26 de dezembro de 2011

O GORDO

Observo-me agora ao espelho e chego à conclusão de que meu destino era ser gordo. Não consigo ver, em nenhuma parte do meu corpo, espaço que pudesse ter a magreza a preenchê-la (ou a esvaziá-la, como queiram!). E isto, às vezes, pode trazer problemas. Mas, por outro lado, tem suas compensações.

Se não fosse gordo, por exemplo, o que iria fazer do bom-humor de que fui dotado? Acho mesmo que a alegria de viver é parte inerente do meu tecido adiposo. Um magro, quando ri - o que não é muito frequente, convenhamos - parece que está tendo espasmos. Alguns músculos do corpo se contraem involuntariamente, e eu, ao ver magro rindo, como o meu primo Ronaldo, tenho ímpeto de socorrê-lo, imaginando que está tendo convulsões, capazes de levá-lo ao desmanche total.
Eu, não! Quando rio, transbordo, provoco enchente, com perigo de desabar as coisas próximas. Toda a minha pessoa ri, num ritmo cadenciado, que começa pelos ombros e vai até a cintura (Isto se estiver sentado; porque, de pé, até a panturrilha sacoleja.). Se for uma gargalhada, então, como ocorreu num show de Ari Toledo há alguns anos, o sacolejo é de tal potência, que perigo derrubar copos e garrafas de mesas; quando não, verter água em hora imprópria.
Aconteceu algo semelhante, quando jogava dominó no clube e meu amigo Salvador contou a piada do judeu que encontrou uma lâmpada mágica.
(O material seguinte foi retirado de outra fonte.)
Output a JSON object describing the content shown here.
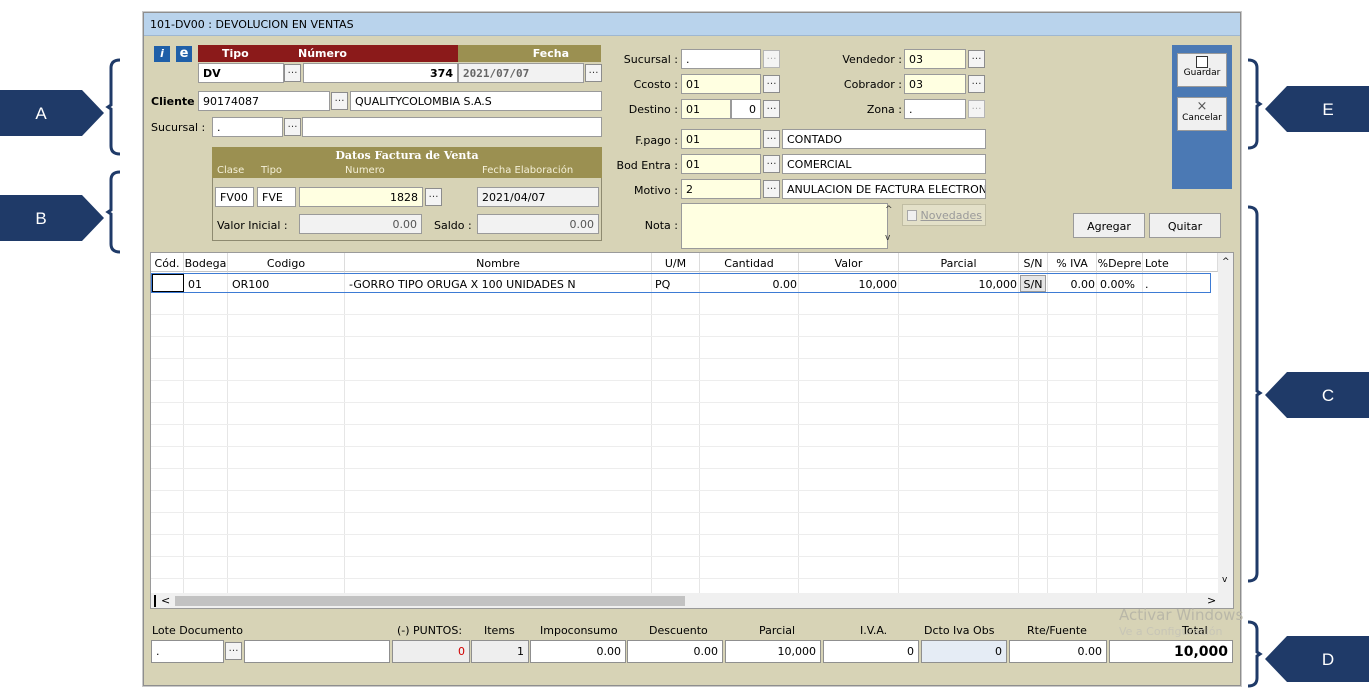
{
  "window": {
    "title": "101-DV00 : DEVOLUCION EN VENTAS"
  },
  "header": {
    "tipo_header": "Tipo",
    "numero_header": "Número",
    "fecha_header": "Fecha",
    "tipo": "DV",
    "numero": "374",
    "fecha": "2021/07/07",
    "cliente_label": "Cliente :",
    "cliente_codigo": "90174087",
    "cliente_nombre": "QUALITYCOLOMBIA S.A.S",
    "sucursal_label": "Sucursal :",
    "sucursal_value": "."
  },
  "factura": {
    "title": "Datos Factura de Venta",
    "clase_label": "Clase",
    "tipo_label": "Tipo",
    "numero_label": "Numero",
    "fecha_label": "Fecha Elaboración",
    "clase": "FV00",
    "tipo": "FVE",
    "numero": "1828",
    "fecha": "2021/04/07",
    "valor_inicial_label": "Valor Inicial :",
    "valor_inicial": "0.00",
    "saldo_label": "Saldo :",
    "saldo": "0.00"
  },
  "right_fields": {
    "sucursal_label": "Sucursal :",
    "sucursal": ".",
    "ccosto_label": "Ccosto :",
    "ccosto": "01",
    "destino_label": "Destino :",
    "destino": "01",
    "destino_num": "0",
    "vendedor_label": "Vendedor :",
    "vendedor": "03",
    "cobrador_label": "Cobrador :",
    "cobrador": "03",
    "zona_label": "Zona :",
    "zona": ".",
    "fpago_label": "F.pago :",
    "fpago": "01",
    "fpago_desc": "CONTADO",
    "bod_label": "Bod Entra :",
    "bod": "01",
    "bod_desc": "COMERCIAL",
    "motivo_label": "Motivo :",
    "motivo": "2",
    "motivo_desc": "ANULACION DE FACTURA ELECTRON",
    "nota_label": "Nota :",
    "novedades_label": "Novedades"
  },
  "toolbar": {
    "guardar": "Guardar",
    "cancelar": "Cancelar",
    "agregar": "Agregar",
    "quitar": "Quitar"
  },
  "grid": {
    "columns": [
      "Cód.",
      "Bodega",
      "Codigo",
      "Nombre",
      "U/M",
      "Cantidad",
      "Valor",
      "Parcial",
      "S/N",
      "% IVA",
      "%Depre",
      "Lote"
    ],
    "rows": [
      {
        "cod": "",
        "bodega": "01",
        "codigo": "OR100",
        "nombre": "-GORRO TIPO ORUGA X 100 UNIDADES N",
        "um": "PQ",
        "cantidad": "0.00",
        "valor": "10,000",
        "parcial": "10,000",
        "sn": "S/N",
        "iva": "0.00",
        "depre": "0.00%",
        "lote": "."
      }
    ]
  },
  "footer": {
    "lote_label": "Lote Documento",
    "lote_value": ".",
    "puntos_label": "(-) PUNTOS:",
    "puntos": "0",
    "items_label": "Items",
    "items": "1",
    "impoconsumo_label": "Impoconsumo",
    "impoconsumo": "0.00",
    "descuento_label": "Descuento",
    "descuento": "0.00",
    "parcial_label": "Parcial",
    "parcial": "10,000",
    "iva_label": "I.V.A.",
    "iva": "0",
    "dcto_label": "Dcto Iva Obs",
    "dcto": "0",
    "rte_label": "Rte/Fuente",
    "rte": "0.00",
    "total_label": "Total",
    "total": "10,000"
  },
  "watermark": {
    "line1": "Activar Windows",
    "line2": "Ve a Configuración"
  },
  "annotations": {
    "a": "A",
    "b": "B",
    "c": "C",
    "d": "D",
    "e": "E"
  },
  "colors": {
    "title_bar": "#b9d3ec",
    "window_bg": "#d7d3b6",
    "header_red": "#8b1a1a",
    "header_olive": "#9b9051",
    "callout": "#1f3a68",
    "side_panel": "#4b79b4"
  }
}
Ri, como se dizia no tempo de Machado de Assis, ri, repito, às bandeiras despregadas e com tal gosto, que embaralhei o jogo, e algumas pedras foram parar embaixo do vestido curto da mulher do diretor social. Depois dessa, Salvador resolveu só contar piadas - arte em que é exímio - entre uma partida e outra, porque o jogo sempre vale um dinheirinho miúdo, que é para ter mais emoção.
E, quando o riso vem, não o controlo. Ele vem solto, liberado. Às vezes começa solerte, insidioso, lá no fundo da mente, até explodir em plena boca cheia de dentes.
Ontem mesmo, fui a uma clínica para fazer uns exames. A sala de espera estava cheia de homens, mulheres, senhoras mais idosas. Em dado momento, aparece na porta branca que dá acesso à área de exames a enfermeira de branco e, sem a devida atenção ao serviço, chama, em tom de voz que pudesse suplantar o vozerio e o barulho da tevê, o próximo paciente:
- Senhor Armando Pinto!
Não é necessário dizer do constrangimento inicial de todos ali. Olhamo-nos de soslaio um para o outro. Eu estava bem ao lado da senhorinha de vestido telha e cabelos grisalhos. Ela mesma foi a primeira a começar a sorrir - acho até que de um modo nostálgico. Um e outro como que foram contaminados. E acabamo-nos numa risadaria generalizada. Pelo volume que ocupo no espaço físico, cheguei a balançar o renque de cadeiras em que estávamos. E adivinhem qual foi o último a conseguir controlar a convulsão hilária? Exatamente: eu! Não verti água, mas cheguei a suar bastante. E aproveitei para lançar um chiste:
-Isto lá é nome que se dê a criança que já tem destinado o sobrenome Pinto. Nem esse Armando, nem Crescêncio, nem Inocêncio!
E voltamos todos a rir novamente.
E a branca enfermeira, no seu uniforme branco, saiu imaculada sem perceber que provocara uma pororoca hilariante.
Chegada minha vez, ao estender o braço para a conferência da pressão, o médico teve um sobressalto. Ela havia subido, acompanhando a frequência cardíaca, só por causa de uma bobagem dita descuidadamente pela enfermeira. Porém não adiantou explicar ao esculápio o que, de fato, ocorrera. Diante do quadro, colocou sob minha língua uma droga milagrosa e determinou que não só o braço, mas todo o resto do corpo redondo ficasse estendido na cama, por um bom período, até que tudo voltasse ao normal.
Em tom de brincadeira, ainda lhe disse:
- Doutor, então, avise à enfermeira para não repetir a chamada.
É que o Armando Pinto não tivera a coragem de aparecer da primeira vez. Certamente deve ter ido a um cartório para trocar aquele maldito primeiro nome.
Pintura de Fernando Botero colhida em eugordinha.wordpress.com.

Um comentário:

  1. Ai...ai...vantagens da fofura a que fomos submetidos pela nossa genética. Quanto ao Pinto...não dou um pio.